Within Our Gates (1920)

The oldest known surviving film made by an African-American director, Within Our Gates is a searing account of the US racial situation during the early twentieth century, including the years of Jim Crow, the revival of the Ku Klux Klan, the Great Migration of Southern blacks to cities in the North, and the emergence of the "New Negro". Directed by Oscar Micheaux, the film is one of the earliest and finest examples in the genre of "race films". Produced outside the main Hollywood machine, these films were purposefully made for an all-black audience, featured black actors, and became important arenas through which representations of African-Americans in mass culture were contested.

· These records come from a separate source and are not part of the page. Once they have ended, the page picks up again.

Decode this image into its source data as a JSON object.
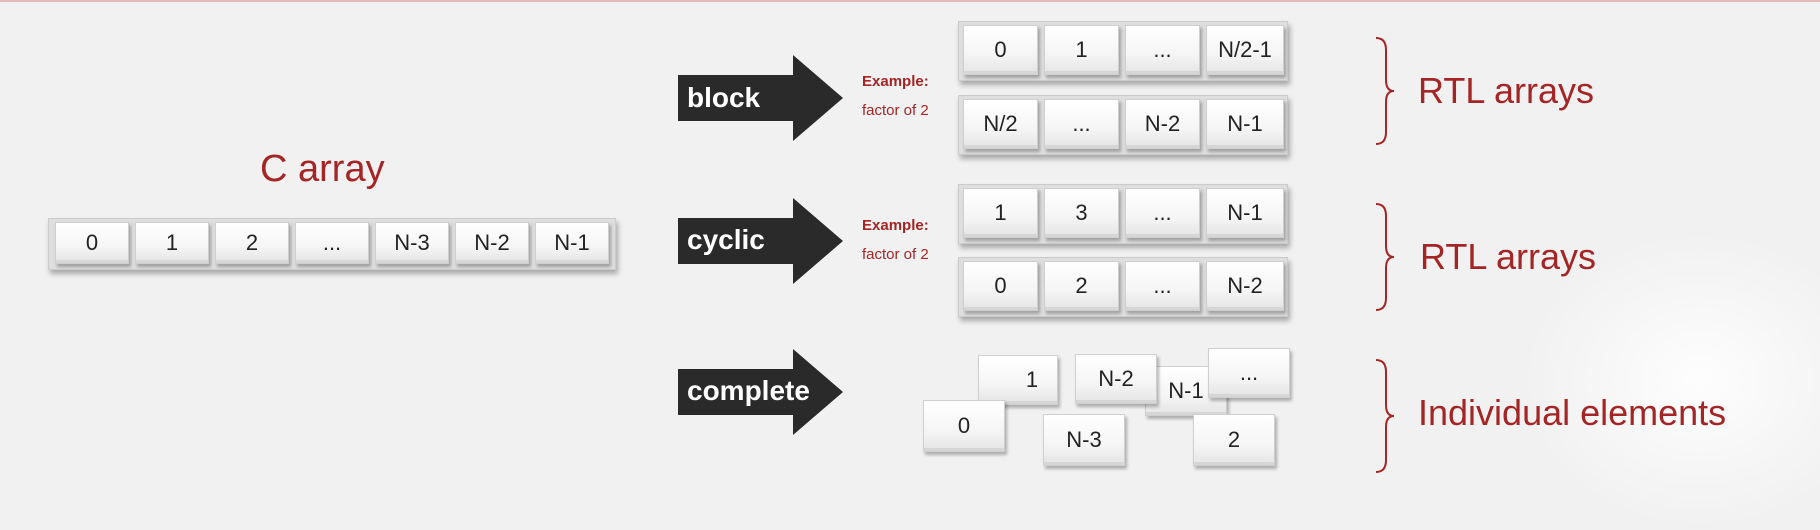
{
  "c_array": {
    "title": "C array",
    "cells": [
      "0",
      "1",
      "2",
      "...",
      "N-3",
      "N-2",
      "N-1"
    ]
  },
  "block": {
    "arrow_label": "block",
    "example_label": "Example:",
    "example_factor": "factor of 2",
    "row1": [
      "0",
      "1",
      "...",
      "N/2-1"
    ],
    "row2": [
      "N/2",
      "...",
      "N-2",
      "N-1"
    ],
    "result_label": "RTL arrays"
  },
  "cyclic": {
    "arrow_label": "cyclic",
    "example_label": "Example:",
    "example_factor": "factor of 2",
    "row1": [
      "1",
      "3",
      "...",
      "N-1"
    ],
    "row2": [
      "0",
      "2",
      "...",
      "N-2"
    ],
    "result_label": "RTL arrays"
  },
  "complete": {
    "arrow_label": "complete",
    "elements": [
      "1",
      "N-2",
      "N-1",
      "...",
      "0",
      "N-3",
      "2"
    ],
    "result_label": "Individual elements"
  },
  "colors": {
    "accent": "#a42525",
    "arrow": "#2a2a2a"
  }
}
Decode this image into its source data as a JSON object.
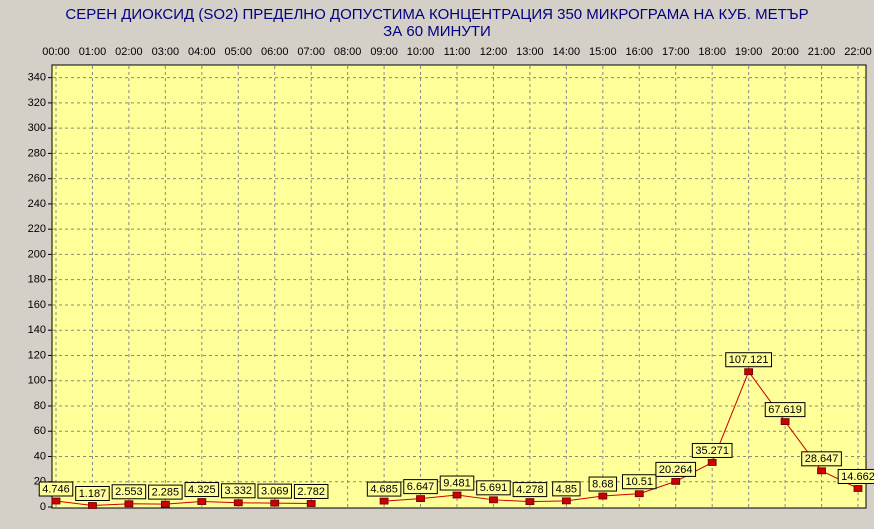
{
  "chart_data": {
    "type": "line",
    "title": "СЕРЕН ДИОКСИД  (SO2)  ПРЕДЕЛНО ДОПУСТИМА КОНЦЕНТРАЦИЯ 350 МИКРОГРАМА  НА КУБ. МЕТЪР",
    "subtitle": "ЗА 60 МИНУТИ",
    "categories": [
      "00:00",
      "01:00",
      "02:00",
      "03:00",
      "04:00",
      "05:00",
      "06:00",
      "07:00",
      "08:00",
      "09:00",
      "10:00",
      "11:00",
      "12:00",
      "13:00",
      "14:00",
      "15:00",
      "16:00",
      "17:00",
      "18:00",
      "19:00",
      "20:00",
      "21:00",
      "22:00"
    ],
    "values": [
      4.746,
      1.187,
      2.553,
      2.285,
      4.325,
      3.332,
      3.069,
      2.782,
      null,
      4.685,
      6.647,
      9.481,
      5.691,
      4.278,
      4.85,
      8.68,
      10.51,
      20.264,
      35.271,
      107.121,
      67.619,
      28.647,
      14.662
    ],
    "color": "#cc0000",
    "ylim": [
      0,
      350
    ],
    "yticks": [
      0,
      20,
      40,
      60,
      80,
      100,
      120,
      140,
      160,
      180,
      200,
      220,
      240,
      260,
      280,
      300,
      320,
      340
    ],
    "grid": true
  }
}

The plot of Within Our Gates centres around a a mixed-race school teacher named Sylvia Landry who travels North to seek funds for a rural school in the Deep South for poor black children. Falling in love with a black doctor (who is “passionately engaged in social questions”), she reveals her family's past, including the lynchings of her parents and the story behind her own European ancestry.

From the American Historical Association: "Despite the rickety plot turns ... Micheaux offers a searing portrait of the ideology of white supremacy. Overturning prevailing wisdom, portrayed notably in D. W. Griffith’s film epic Birth of a Nation (1915), Within Our Gates underscores that racism is fueled by ignorance and hinders national unity. Whereas Griffith’s film suggests that the revelation of blacks’ true capacities and natures would restore racial unity and fraternity among northern and southern whites, Micheaux counters that if northern whites could see through the fog of white southern bigotry they would recognize that blacks were citizens worthy of both rights and respect."